"apa yang sedang kau lakukan! Cepatlah buat salad sana! Kita hampir kehabisan salad untuk ayam!!" pinta ahjumma setengah berteriak.
"eh... ah.. mianhae, aku akan buat salad sekarang" jawab seorang gadis muda berumur belasan tahun dengan mengenakan celemek. dia sangat terkejut dengan suara barusan.
"kau ini kenapa? Dari tadi aku meperhatikanmu hanya melamun saja sepanjang hari, bagaiman pekerjaanmu bias beres!" ujar Park ahjumma lagi. ia mendekatkan bibirnya pada telinga gadis itu.
"mianhae," hanya kata itu yang terucap sebagai balasan dari bentakan ahjumma.
"kalau begini terus aku bias rugi! Kau mau aku pecat atau bagaimana?" mata park ahjumma melotot. sambil bersungut-sungut.
"anio... jeongamal mianhae, aku tidak akan mengulanginya lagi" jawabnya.
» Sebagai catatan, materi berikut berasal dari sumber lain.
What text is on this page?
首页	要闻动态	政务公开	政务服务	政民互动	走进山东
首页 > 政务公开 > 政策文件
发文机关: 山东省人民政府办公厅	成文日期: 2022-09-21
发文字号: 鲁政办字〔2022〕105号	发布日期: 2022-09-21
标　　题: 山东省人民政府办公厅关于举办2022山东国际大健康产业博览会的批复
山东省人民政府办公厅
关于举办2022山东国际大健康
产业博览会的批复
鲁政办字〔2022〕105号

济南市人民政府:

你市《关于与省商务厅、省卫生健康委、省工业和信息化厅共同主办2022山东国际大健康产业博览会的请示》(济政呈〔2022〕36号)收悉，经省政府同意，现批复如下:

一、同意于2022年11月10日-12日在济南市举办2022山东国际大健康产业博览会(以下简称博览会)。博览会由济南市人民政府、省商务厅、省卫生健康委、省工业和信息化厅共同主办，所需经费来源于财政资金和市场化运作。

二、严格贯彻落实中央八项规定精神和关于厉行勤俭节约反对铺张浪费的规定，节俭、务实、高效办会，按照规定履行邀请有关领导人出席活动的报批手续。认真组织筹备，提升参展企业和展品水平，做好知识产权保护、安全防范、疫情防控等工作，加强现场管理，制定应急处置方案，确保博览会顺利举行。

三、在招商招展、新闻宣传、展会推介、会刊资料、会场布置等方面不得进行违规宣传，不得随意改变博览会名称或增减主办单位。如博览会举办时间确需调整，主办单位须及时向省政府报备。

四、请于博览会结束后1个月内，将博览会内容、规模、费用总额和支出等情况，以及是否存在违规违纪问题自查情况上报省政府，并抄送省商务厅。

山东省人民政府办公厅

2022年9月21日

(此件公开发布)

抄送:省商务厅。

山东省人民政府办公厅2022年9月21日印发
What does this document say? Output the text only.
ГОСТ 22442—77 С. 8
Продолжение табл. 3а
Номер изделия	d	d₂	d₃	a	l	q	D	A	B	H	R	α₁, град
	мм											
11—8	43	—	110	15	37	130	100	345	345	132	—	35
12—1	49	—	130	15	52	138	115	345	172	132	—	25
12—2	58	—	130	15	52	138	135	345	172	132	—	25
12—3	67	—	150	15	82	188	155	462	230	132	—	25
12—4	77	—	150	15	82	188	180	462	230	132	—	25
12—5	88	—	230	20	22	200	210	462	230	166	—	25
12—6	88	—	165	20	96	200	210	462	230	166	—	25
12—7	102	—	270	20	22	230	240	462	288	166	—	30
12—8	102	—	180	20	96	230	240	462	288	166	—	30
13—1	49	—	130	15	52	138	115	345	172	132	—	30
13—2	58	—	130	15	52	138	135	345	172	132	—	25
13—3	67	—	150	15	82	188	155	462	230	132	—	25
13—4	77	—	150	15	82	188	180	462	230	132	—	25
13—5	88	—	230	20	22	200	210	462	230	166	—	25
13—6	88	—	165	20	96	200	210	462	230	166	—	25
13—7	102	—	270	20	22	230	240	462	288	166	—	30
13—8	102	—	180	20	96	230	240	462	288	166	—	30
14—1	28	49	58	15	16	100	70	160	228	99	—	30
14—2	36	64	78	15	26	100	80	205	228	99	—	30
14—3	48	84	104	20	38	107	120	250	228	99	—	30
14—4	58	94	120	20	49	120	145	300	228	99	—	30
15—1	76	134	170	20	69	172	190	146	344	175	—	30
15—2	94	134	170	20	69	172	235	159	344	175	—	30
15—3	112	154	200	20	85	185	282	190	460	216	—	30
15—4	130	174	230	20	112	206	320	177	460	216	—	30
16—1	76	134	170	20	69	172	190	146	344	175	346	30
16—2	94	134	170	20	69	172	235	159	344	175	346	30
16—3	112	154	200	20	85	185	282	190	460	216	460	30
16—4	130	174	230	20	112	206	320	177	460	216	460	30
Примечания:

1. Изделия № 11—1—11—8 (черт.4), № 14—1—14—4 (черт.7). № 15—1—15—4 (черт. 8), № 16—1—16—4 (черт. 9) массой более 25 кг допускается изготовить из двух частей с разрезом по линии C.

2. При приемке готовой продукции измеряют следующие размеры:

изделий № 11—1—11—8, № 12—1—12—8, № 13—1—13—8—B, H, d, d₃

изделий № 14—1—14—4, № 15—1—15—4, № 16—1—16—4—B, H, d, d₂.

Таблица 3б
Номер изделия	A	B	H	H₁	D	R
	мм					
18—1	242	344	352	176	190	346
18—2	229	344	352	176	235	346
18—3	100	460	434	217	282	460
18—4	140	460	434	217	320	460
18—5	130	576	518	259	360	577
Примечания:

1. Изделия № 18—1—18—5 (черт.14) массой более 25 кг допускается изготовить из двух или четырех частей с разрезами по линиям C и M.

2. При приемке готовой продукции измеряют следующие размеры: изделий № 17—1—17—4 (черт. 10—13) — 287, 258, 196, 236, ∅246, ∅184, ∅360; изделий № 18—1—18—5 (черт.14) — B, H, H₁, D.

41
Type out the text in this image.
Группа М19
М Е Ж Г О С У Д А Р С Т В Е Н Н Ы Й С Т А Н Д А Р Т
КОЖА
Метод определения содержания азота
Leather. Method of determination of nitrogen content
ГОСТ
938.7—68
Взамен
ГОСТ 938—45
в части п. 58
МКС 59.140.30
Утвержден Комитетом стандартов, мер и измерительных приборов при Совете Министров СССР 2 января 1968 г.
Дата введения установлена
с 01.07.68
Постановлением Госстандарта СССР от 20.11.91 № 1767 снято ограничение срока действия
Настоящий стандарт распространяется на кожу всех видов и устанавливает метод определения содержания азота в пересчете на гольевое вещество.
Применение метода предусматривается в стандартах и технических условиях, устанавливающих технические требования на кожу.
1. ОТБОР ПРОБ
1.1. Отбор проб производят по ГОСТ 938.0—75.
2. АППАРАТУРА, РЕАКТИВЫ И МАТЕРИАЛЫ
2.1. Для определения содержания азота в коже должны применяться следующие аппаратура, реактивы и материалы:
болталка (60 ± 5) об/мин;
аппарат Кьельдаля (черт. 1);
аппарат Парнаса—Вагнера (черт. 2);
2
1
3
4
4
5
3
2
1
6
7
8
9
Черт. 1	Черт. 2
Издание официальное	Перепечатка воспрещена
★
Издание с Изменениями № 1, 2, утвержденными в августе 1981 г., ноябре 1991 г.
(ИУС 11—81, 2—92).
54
"seharusnya aku tidak mengurusmu dari dulu, apa untungnya membawamu kemari? Kau itu tidak berguna! Kalu bukan karena almarhum ibumu, mungkin aku akan membiarkanmu hidup di jalanan..." kata park ahjumma tajam. Dia sangat kesal pada keponakannya yang bekerja di restoran ayam miliknya itu.
"mian..."
Gadis yang bernama hwang eunbi, atau biasa disapa sinbi itu langsung bergegas menuju dapur restoran dan membuat salad seperti yang dimaksud ahjumma. Ia hanya bias mengelus dada mendengar kata-kata dari ahjumma. Baginya, ia sudah biasa mendapat perlakuan seperti itu. Bagaimanapun juga, ia sangat berterimakash atas ahjumma yang mengomelinya tadi. Benar, jika sinbi tidak ada disini, mungkinlah dia sudah hidup di jalanan. Semenjak kematian ibunya 12tahun yang lalu, ia dipungut oleh ahjumma-nya dan tinggal bersama. Sebagai rasa terimakasih, sinbi bekerja di restoran ayam milik ahjumma. Tanpa dibayar. Ia merasa sudah cukup untuk menyusahkan ahjumma. Apalagi dia seorang janda dengan dua orang anak.
Mungkin karena alasan itu, ahjumma selalu mengomeli sinbi. Dengan kata-kata tajam yang sama sekali tidak pantas diucapkan. Sinbi hanya bias menerima ocehan itu, meskipun dia seudah bekerja dan membantu dengan baik, tapi tetap saja, ahjumma tetap mengomelinya. Meski demikian, sinbi masih bersyukur, kalau ahjumma tidak pernah mengusirnya dan masih menganggapnya keponakan.
Sinbi mulai membuat salad. Padahal ini sudah hampir tengah malam, ia merasa ngantuk dan lelah. Tapi apa daya ia harus membuat salad demi ahjumma. Padahal besok dia harus pergi ke sekolah, dan pr nya belum ia kerjakan. Mau tidak mau, ia harus 'lembur' untuk mengerjakan pr-nya nanti.
Sebenarnya dia sadar dan merasa sangat menderita, kalu boleh jujur, dia tidak kuat hidup keras seperti ini. Terkadang dia ingin kabur dan mencari kehidupan sendiri. Tapi ia tidak bisa, ia harus lulus sekolah, dan sukses. Agar ia bisa membalas budi pada ahjumma yang selama ini mengurusnya.
andai saja kejadian 12 tahun yang lalu itu tidak terjadi, dia pasti hidup semerti remaja normal yang lainnya. tertawa bersama, nonton film bersama sepulang sekolah, bolos ke cafe saat jam pelajaran, pergi ke taman fantasi dan membeli gulali bersama. atau... mungkin saat ini dia sudah punya pacar sekarang. ia pernah membayangkan anadai saja ada yang memberinya coklat, boneka, bunga atau bahkan secarik post-it yang tertempel di loker bertuliskan ajakan kencan. ah.. semua itu hanya khayalan.
ketika dia melihat dunia nyata, sungguh berkebalikan dengan ekspetasi. selama ini, setiap pulang sekolah langsung 'on the way' ke restoran. untuk bekerja part-time tapi tidak dibayar. di sekolah pun, ketika ada waktu luang ia gunakan untuk tidur, atau terkadang ia pura-pura sakit dan menuju ruang kesehatan hanya untuk tidur nyenyak. pacar?... bagaimana dia mau punya pacar. waktu luang yang ia gunakan untuk berpacaran saja tidak ada. bayangkan,dia setiap hari berada di restoran ayam hingga larut. kalau sehari saja dia minta izin untuk berkencan pada ahjumma, bisa-bisa dia ditendang dari rumah.